The House Committee on Health passed Tuesday House Bill No. 6096 which seeks to establish a Center for Disease Control and Prevention (CDCP), under the supervision of the Department of Health but with broader policymaking, implementation, surveillance, disease control and prevention powers over communicable or infectious diseases.
The measure was filed by House Ways and Means Committee chairman, Albay Rep. Joey Sarte Salceda, in January last year, in anticipation of the spread of COVID-19 in the country.
It has since been co-authored by 167 House members, some of whom filed similar measures premised on the original bill’s “concept of sudden onset of health emergencies” and the adoption of a “more holistic public health preparedness and response framework.”
President Rodrigo Duterte identified it as a priority bill in his last State of the Nation Address, and the Legislative-Executive Development Advisory Council (LEDAC) has recently made it a priority reform measure for enactment this year.
Duterte urged the creation of the CDCP agency "to better prepare for pandemics, protect lives, and allow development to proceed even in the worst of times.”
Its structure, Salceda said, “will ensure rapid response actions that are not hampered by bureaucratic processes.”
Once created, the CDCP will likely be under the supervision of the Health Emergency Coordinating Council chaired by the DOH Secretary.
“There are health crises where cases have the potential to escalate in numbers and scope very quickly, and where coordinated containment and treatment are promptly required. That will often involve law enforcement, community management, and a whole swathe of other disciplines. Clearly, that’s not just a doctor’s specialty anymore. So, you need a more holistic public health preparedness and response framework,” Salceda said.
“The emergencies can come from anywhere, and at any time, although their nature can be predicted, and thus prepared for. That’s why it works to have institutional muscle. It’s like preparing for the Olympics. You do decades of work and practice for the day when an emergency comes, except, unlike the Olympics, you don’t know when that day will be. So, we need a framework that’s not buried in the DOH bureaucracy to work full-time in preparing the country for future pandemics,” he added.

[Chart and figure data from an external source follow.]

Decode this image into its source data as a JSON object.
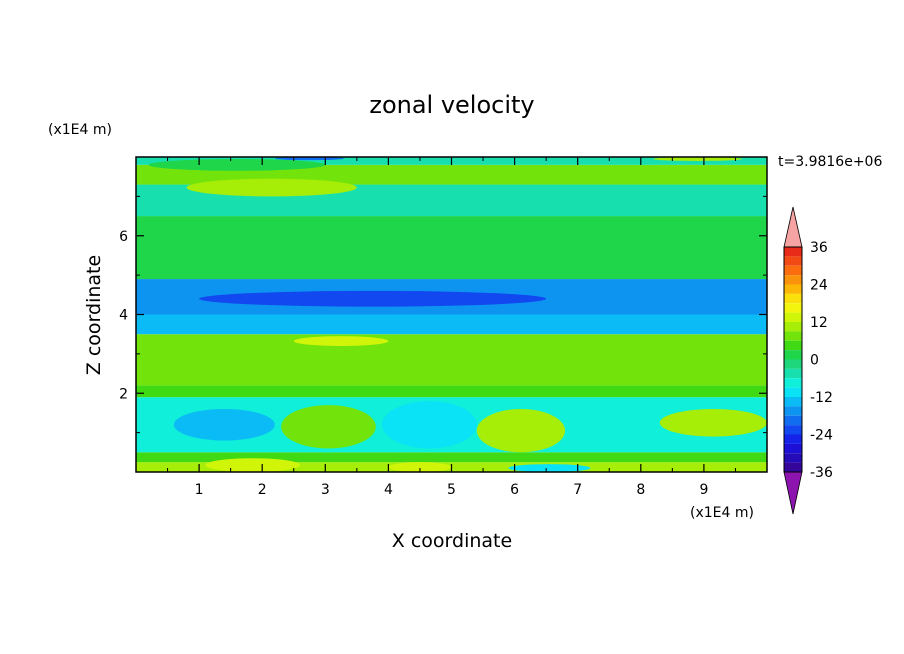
{
  "chart_data": {
    "type": "heatmap",
    "title": "zonal velocity",
    "xlabel": "X coordinate",
    "ylabel": "Z coordinate",
    "x_unit": "(x1E4 m)",
    "y_unit": "(x1E4 m)",
    "time_label": "t=3.9816e+06",
    "xlim": [
      0,
      10
    ],
    "ylim": [
      0,
      8
    ],
    "x_ticks": [
      1,
      2,
      3,
      4,
      5,
      6,
      7,
      8,
      9
    ],
    "y_ticks": [
      2,
      4,
      6
    ],
    "colorbar": {
      "labels": [
        "36",
        "24",
        "12",
        "0",
        "-12",
        "-24",
        "-36"
      ],
      "levels": [
        36,
        24,
        12,
        0,
        -12,
        -24,
        -36
      ],
      "colors_top_to_bottom": [
        "#e82a19",
        "#f24a14",
        "#fb6c0f",
        "#fb920b",
        "#fdb807",
        "#fce00b",
        "#f4f50e",
        "#d0f508",
        "#a6ed08",
        "#72e40b",
        "#3fda14",
        "#1fd54a",
        "#1ed77d",
        "#17e0ae",
        "#0fefd9",
        "#0ae3f6",
        "#0bbbf5",
        "#0d93f0",
        "#116df0",
        "#1248ef",
        "#1522e8",
        "#1c0fd6",
        "#250ab8",
        "#35069a"
      ],
      "over_color": "#f6a3a3",
      "under_color": "#8e14b0"
    },
    "bands": [
      {
        "z": [
          0.0,
          0.25
        ],
        "value": 10
      },
      {
        "z": [
          0.25,
          0.5
        ],
        "value": 6
      },
      {
        "z": [
          0.5,
          1.9
        ],
        "value": -6
      },
      {
        "z": [
          1.9,
          2.2
        ],
        "value": 4
      },
      {
        "z": [
          2.2,
          3.5
        ],
        "value": 9
      },
      {
        "z": [
          3.5,
          4.0
        ],
        "value": -12
      },
      {
        "z": [
          4.0,
          4.9
        ],
        "value": -17
      },
      {
        "z": [
          4.9,
          6.5
        ],
        "value": 1
      },
      {
        "z": [
          6.5,
          7.3
        ],
        "value": -3
      },
      {
        "z": [
          7.3,
          7.8
        ],
        "value": 7
      },
      {
        "z": [
          7.8,
          8.0
        ],
        "value": -4
      }
    ],
    "features": [
      {
        "x": [
          0.8,
          3.5
        ],
        "z": [
          7.0,
          7.45
        ],
        "value": 10
      },
      {
        "x": [
          0.2,
          3.0
        ],
        "z": [
          7.65,
          7.95
        ],
        "value": 3
      },
      {
        "x": [
          2.2,
          3.3
        ],
        "z": [
          7.92,
          8.0
        ],
        "value": -20
      },
      {
        "x": [
          8.2,
          9.6
        ],
        "z": [
          7.9,
          8.0
        ],
        "value": 10
      },
      {
        "x": [
          1.0,
          6.5
        ],
        "z": [
          4.2,
          4.6
        ],
        "value": -22
      },
      {
        "x": [
          2.5,
          4.0
        ],
        "z": [
          3.2,
          3.45
        ],
        "value": 13
      },
      {
        "x": [
          0.6,
          2.2
        ],
        "z": [
          0.8,
          1.6
        ],
        "value": -12
      },
      {
        "x": [
          2.3,
          3.8
        ],
        "z": [
          0.6,
          1.7
        ],
        "value": 9
      },
      {
        "x": [
          3.9,
          5.4
        ],
        "z": [
          0.6,
          1.8
        ],
        "value": -9
      },
      {
        "x": [
          5.4,
          6.8
        ],
        "z": [
          0.5,
          1.6
        ],
        "value": 10
      },
      {
        "x": [
          8.3,
          10.0
        ],
        "z": [
          0.9,
          1.6
        ],
        "value": 12
      },
      {
        "x": [
          1.1,
          2.6
        ],
        "z": [
          0.0,
          0.35
        ],
        "value": 14
      },
      {
        "x": [
          4.0,
          5.0
        ],
        "z": [
          0.0,
          0.25
        ],
        "value": 13
      },
      {
        "x": [
          5.9,
          7.2
        ],
        "z": [
          0.0,
          0.2
        ],
        "value": -9
      }
    ]
  }
}
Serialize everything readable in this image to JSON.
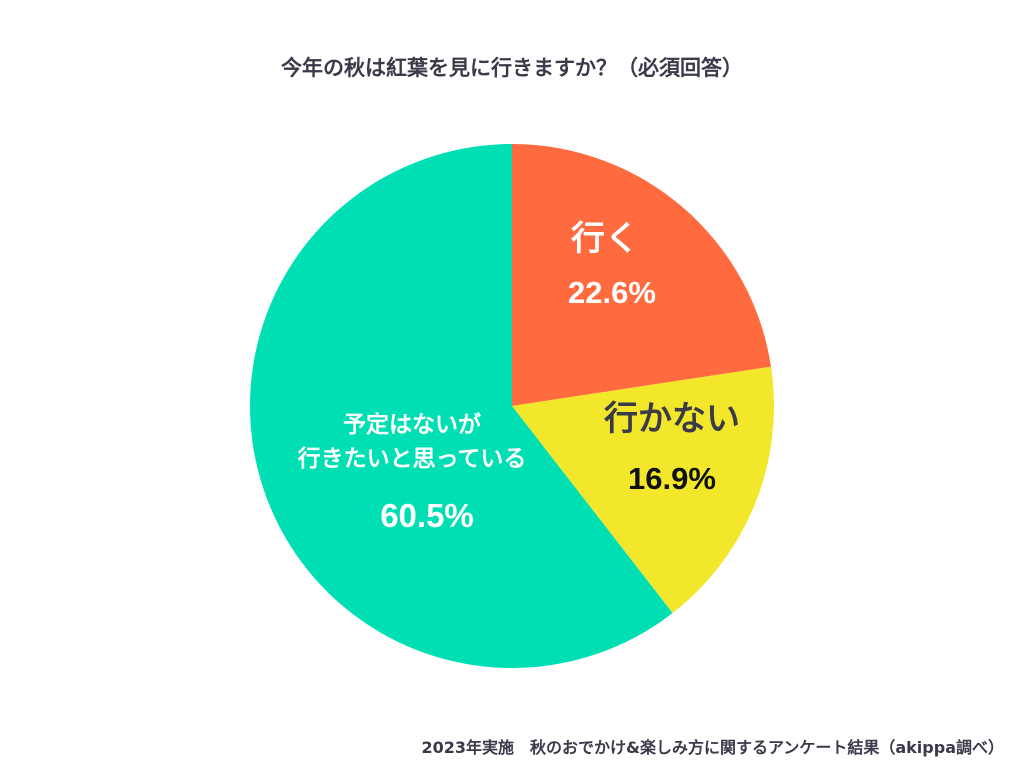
{
  "chart_data": {
    "type": "pie",
    "title": "今年の秋は紅葉を見に行きますか？（必須回答）",
    "slices": [
      {
        "label_lines": [
          "行く"
        ],
        "value": 22.6,
        "value_label": "22.6%",
        "color": "#ff6b3f",
        "text_color": "#ffffff"
      },
      {
        "label_lines": [
          "行かない"
        ],
        "value": 16.9,
        "value_label": "16.9%",
        "color": "#f2e72a",
        "text_color": "#3a3a48",
        "value_text_color": "#111111"
      },
      {
        "label_lines": [
          "予定はないが",
          "行きたいと思っている"
        ],
        "value": 60.5,
        "value_label": "60.5%",
        "color": "#00dfb3",
        "text_color": "#ffffff"
      }
    ],
    "start_angle": "12 o'clock",
    "direction": "clockwise",
    "legend": "none"
  },
  "footer": {
    "note": "2023年実施　秋のおでかけ&楽しみ方に関するアンケート結果（akippa調べ）"
  }
}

Widely considered as a pioneering and comprehensive approach to pandemic planning and management, Salceda’s bill includes the following key features:
• Absorption of the Epidemiology Bureau and the Research Institute for Tropical Medicine into the CDCP to strengthen its disease control and prevention capacity;
• Creation of the Disease Emergency Management Bureau (DEMB) to calibrate the CDCP’s response to health emergencies;
• Granting broader quarantine powers to the Secretary of Health and the CDCP;
• Creation of the Health Emergency Coordination Council, which shall coordinate national government response to health emergencies, and which shall declare the existence of a state of health emergency;
• Authorization for LGUs to use calamity their funds when a state of health emergency is declared;
• Grant of broad health emergency powers to the HECC and the CDCP, including a redefinition of the relationship between the CDCP and the Bureau of Quarantine during health emergencies;
• A comprehensive health emergency management framework, including provisions for vaccination and treatment, isolation and quarantine, and disease surveillance;
• Creation of a National Health Emergency Response Unit (NHERU), a well-trained unit of first-responders, under the DEMB, to serve as the frontline force in ground and surveillance operations of the CDCP;
• A comprehensive framework for tracking public health emergencies; and
• A mandate for the Secretary of Foreign Affairs and the Secretary of Health to recommend beneficial agreements on exchange of health information with other countries and international organizations.